June 2020 LSAT registration has officially closed, and we wanted to take a quick look at some registration volume. Why do we care? Because even with the introduction of the GRE to admissions, some 95% of applicants use the LSAT. It remains the most important indicator in assessing cycle volume.
First, here's a look at a comparison between 2018-2019 and 2019-2020 LSAT volume.
As we've discussed before the addition of more LSAT administration dates doesn't seen to have brought more people into the applicant pool – nor should it really, extra tests do not. create demand. Rather, it's spread volume out more over the cycle. More dates is still great for applicants- it lets them tailor their testing date to their plans more than in the past.
More testing dates also seems to have allowed more LSAT retakes than usual. 57.8% of LSAT applicants from June through February were first time test takers- which compares to 53.6% this year. There's been a steady downward trend in the ratio of first time test takers for years now. The unique July 2019 LSAT offer (free retake if you cancel) probably exacerbated this a bit, so it wouldn't be surprising to see a slight rebound next year.
Overall, we'll end this cycle with fewer LSAT registrations than last year despite more retakers. Nothing substantial; once FLEX is all said and done it'll probably be in the 3-4% decline range.
Which brings us to the first test of the new cycle: June 2020. As of registration closure there were 13,546 people signed up for the test. How does that compare historically?
That's a 25% plus decline from the 2019 June LSAT. Please also keep in mind that we're comparing initial volume for June 2020 to final volume for 2018 and 2019. Post-registration, people always cancel, or move their test day. It would be completely unsurprising if that 13,546 registrant number we see right now was 10,000 or so by test day. June 2020 has a chance to give February 2020 a run for its money as the smallest LSAT ever administered.
The downward trend in June volume isn't surprising; the reason we can only compare the last couple years is because of the addition of the July test date. Comparing registration volume pre-July offering and post-July offering would be misleading, since that test leeches many people who otherwise would have taken June. Volume's been going down ever since July was added. Still, the initial numbers for June 2020 are shockingly low.
Now the caveats. First, we're aware of a number of May FLEX registrants who have requested a switch to the June testing date, but not yet been processed. So it seems that our June number could see some upward revision as those folks get added, and May FLEX will be revised down.
Second, the elephant in the room: COVID-19. As it's doing in every other facet of our lives, the pandemic is undoubtedly having an impact on LSAT registration volume.
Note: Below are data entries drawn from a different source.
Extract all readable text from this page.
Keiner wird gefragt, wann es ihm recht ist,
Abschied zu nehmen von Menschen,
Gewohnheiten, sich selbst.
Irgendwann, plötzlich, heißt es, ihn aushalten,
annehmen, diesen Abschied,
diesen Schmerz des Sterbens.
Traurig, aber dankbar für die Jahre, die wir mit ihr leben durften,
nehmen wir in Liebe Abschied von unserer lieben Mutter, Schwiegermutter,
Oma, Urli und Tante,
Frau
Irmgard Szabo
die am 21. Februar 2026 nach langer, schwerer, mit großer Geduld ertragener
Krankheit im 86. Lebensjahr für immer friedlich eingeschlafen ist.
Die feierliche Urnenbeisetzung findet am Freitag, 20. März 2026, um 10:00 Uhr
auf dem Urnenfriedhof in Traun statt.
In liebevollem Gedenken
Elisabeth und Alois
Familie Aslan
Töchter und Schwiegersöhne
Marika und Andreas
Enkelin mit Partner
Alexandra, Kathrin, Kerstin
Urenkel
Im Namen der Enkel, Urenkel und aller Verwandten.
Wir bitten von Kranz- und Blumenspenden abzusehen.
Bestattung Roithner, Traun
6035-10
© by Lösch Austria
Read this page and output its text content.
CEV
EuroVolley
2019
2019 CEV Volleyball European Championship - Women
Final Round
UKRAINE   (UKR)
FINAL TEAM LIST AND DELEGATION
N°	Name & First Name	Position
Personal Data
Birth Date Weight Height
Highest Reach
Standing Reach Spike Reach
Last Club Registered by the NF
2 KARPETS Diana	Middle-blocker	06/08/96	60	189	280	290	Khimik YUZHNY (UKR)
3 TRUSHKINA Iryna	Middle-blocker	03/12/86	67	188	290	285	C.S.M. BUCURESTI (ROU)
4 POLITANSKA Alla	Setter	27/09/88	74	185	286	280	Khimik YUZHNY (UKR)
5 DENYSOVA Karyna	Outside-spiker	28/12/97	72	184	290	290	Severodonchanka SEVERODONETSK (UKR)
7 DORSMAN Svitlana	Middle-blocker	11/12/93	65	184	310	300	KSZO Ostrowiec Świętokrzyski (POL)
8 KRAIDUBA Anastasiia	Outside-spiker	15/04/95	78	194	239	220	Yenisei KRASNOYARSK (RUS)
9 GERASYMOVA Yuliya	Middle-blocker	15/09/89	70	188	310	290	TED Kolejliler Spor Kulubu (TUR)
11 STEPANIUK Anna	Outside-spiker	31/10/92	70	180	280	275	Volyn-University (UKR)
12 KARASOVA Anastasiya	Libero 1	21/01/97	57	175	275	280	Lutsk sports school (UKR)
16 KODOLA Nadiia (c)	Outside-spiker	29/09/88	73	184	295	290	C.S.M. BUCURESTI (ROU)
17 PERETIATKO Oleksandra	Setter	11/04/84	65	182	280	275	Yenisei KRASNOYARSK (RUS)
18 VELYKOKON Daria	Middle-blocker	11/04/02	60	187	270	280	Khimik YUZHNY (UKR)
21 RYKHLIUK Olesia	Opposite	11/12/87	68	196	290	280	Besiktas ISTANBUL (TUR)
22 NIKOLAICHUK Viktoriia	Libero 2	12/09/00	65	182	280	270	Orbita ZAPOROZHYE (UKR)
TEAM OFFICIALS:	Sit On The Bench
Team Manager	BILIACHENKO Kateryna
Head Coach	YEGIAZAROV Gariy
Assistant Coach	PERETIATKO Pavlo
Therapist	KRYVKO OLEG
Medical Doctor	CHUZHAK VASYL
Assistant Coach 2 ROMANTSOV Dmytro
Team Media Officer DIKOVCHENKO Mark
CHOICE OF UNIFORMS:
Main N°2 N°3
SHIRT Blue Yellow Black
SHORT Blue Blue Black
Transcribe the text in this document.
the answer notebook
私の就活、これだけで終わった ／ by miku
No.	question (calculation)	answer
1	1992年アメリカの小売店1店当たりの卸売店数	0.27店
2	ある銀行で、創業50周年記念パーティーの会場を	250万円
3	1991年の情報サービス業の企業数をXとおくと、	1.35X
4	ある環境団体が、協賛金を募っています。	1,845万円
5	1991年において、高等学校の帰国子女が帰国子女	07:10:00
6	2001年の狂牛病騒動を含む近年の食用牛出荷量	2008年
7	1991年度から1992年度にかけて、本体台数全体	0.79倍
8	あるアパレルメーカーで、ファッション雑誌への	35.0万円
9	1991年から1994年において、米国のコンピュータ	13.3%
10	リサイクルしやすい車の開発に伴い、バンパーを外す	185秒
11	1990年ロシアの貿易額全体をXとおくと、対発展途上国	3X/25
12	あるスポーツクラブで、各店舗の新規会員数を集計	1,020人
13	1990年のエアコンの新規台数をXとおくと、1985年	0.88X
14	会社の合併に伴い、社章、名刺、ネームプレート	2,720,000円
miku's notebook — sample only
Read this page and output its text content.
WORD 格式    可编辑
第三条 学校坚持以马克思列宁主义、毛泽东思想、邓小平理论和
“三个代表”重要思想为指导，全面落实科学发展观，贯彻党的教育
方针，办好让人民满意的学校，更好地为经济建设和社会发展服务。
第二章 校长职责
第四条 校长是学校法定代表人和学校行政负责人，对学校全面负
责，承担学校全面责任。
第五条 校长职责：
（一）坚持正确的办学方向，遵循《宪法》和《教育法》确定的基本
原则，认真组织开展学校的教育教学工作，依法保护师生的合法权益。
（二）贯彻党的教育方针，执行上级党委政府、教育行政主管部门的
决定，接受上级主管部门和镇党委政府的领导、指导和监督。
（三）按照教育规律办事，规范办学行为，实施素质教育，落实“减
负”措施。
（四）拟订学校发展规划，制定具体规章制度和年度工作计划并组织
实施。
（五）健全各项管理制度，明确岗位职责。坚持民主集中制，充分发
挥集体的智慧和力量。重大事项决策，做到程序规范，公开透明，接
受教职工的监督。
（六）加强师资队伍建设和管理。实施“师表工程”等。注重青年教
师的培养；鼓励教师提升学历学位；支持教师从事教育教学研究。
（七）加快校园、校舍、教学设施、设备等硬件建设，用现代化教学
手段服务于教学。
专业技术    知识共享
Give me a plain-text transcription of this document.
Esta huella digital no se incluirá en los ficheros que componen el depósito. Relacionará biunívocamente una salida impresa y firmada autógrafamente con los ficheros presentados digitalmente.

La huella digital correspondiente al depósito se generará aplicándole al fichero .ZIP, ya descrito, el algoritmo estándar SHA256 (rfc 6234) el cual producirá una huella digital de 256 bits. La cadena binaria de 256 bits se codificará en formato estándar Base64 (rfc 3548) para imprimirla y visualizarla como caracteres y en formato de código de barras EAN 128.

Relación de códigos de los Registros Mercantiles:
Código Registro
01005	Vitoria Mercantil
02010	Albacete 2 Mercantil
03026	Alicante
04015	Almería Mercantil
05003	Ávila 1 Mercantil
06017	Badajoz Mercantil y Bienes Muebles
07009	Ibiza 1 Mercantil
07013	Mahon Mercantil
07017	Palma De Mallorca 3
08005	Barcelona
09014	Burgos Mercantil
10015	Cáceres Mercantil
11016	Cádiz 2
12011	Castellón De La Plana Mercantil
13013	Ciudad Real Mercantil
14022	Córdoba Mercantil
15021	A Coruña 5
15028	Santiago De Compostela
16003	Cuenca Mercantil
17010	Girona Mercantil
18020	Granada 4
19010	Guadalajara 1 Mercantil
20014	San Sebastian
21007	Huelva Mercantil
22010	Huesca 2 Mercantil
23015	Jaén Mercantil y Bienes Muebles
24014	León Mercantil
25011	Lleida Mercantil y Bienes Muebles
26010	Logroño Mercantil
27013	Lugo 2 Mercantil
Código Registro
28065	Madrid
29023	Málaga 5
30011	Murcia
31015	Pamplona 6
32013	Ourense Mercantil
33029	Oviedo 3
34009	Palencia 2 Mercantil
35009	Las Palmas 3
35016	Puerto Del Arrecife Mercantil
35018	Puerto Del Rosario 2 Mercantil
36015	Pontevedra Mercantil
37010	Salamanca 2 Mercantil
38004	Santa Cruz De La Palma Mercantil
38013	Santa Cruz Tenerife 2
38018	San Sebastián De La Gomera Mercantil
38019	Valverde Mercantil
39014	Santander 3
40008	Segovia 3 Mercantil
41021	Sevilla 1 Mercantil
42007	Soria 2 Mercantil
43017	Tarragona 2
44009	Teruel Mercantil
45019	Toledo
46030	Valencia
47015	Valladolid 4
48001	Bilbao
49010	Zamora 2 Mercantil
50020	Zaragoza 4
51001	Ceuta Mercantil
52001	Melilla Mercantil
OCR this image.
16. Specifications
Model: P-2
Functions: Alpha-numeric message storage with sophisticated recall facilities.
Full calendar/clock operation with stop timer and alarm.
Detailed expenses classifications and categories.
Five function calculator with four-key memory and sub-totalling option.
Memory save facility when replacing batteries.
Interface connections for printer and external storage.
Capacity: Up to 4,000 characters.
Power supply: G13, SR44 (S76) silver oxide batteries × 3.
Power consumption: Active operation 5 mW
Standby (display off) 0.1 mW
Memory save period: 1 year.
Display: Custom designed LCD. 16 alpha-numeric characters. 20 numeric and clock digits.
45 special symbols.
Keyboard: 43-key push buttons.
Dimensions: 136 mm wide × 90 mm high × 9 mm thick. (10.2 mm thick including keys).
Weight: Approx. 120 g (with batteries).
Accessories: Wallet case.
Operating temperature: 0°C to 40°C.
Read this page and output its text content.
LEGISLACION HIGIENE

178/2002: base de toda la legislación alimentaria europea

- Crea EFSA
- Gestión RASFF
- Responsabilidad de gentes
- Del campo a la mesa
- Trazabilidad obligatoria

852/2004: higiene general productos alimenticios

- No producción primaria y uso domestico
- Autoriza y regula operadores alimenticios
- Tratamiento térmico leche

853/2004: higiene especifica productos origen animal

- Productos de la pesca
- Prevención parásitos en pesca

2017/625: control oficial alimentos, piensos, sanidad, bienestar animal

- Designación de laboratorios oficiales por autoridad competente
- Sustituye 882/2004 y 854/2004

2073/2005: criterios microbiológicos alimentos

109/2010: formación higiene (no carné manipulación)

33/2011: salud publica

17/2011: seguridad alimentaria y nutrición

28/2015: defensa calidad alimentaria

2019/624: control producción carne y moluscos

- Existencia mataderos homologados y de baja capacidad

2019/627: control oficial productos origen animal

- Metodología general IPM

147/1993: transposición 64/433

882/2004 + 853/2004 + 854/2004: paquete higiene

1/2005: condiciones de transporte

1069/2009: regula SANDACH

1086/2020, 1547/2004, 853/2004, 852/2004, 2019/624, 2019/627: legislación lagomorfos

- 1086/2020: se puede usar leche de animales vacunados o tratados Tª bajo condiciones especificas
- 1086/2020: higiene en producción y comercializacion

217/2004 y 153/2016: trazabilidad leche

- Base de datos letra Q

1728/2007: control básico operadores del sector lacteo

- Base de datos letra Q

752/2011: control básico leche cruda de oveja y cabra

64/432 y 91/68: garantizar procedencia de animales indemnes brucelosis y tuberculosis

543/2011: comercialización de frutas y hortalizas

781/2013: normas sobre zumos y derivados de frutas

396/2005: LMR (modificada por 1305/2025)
The June 2020 test will be offered when many states could still be operating under significant stay at home orders, or onerous social distancing requirements. Applicants rightly wonder if the June test will even be administered in its traditional in-person format, or if it too will be switched to an online FLEX format, like March and April. Those applicants might be hesitant to sign up for June because of that. Alternatively, even if the test goes forward in person, many applicants could be reluctant to sign up for a large social gathering while COVID-19 is still prevalent. We're sure that LSAC would take every reasonable precaution to protect test-takers, but some might ask themselves: why not just wait until July, or August, and see if there's a better option?
So while the initial decline in June registrants is shocking on its face, we can't really use it to make any substantial inferences about the upcoming cycle, yet. If the situation starts to normalize a bit in the coming weeks, we might see another very large July administration as May and June would-have-been takers flock to that date; or perhaps that doesn't happen until August. Or, most shocking of all, maybe LSAT FLEX is the new normal, and test takers just have to accept that. We don't know. But we'll be very interested to see.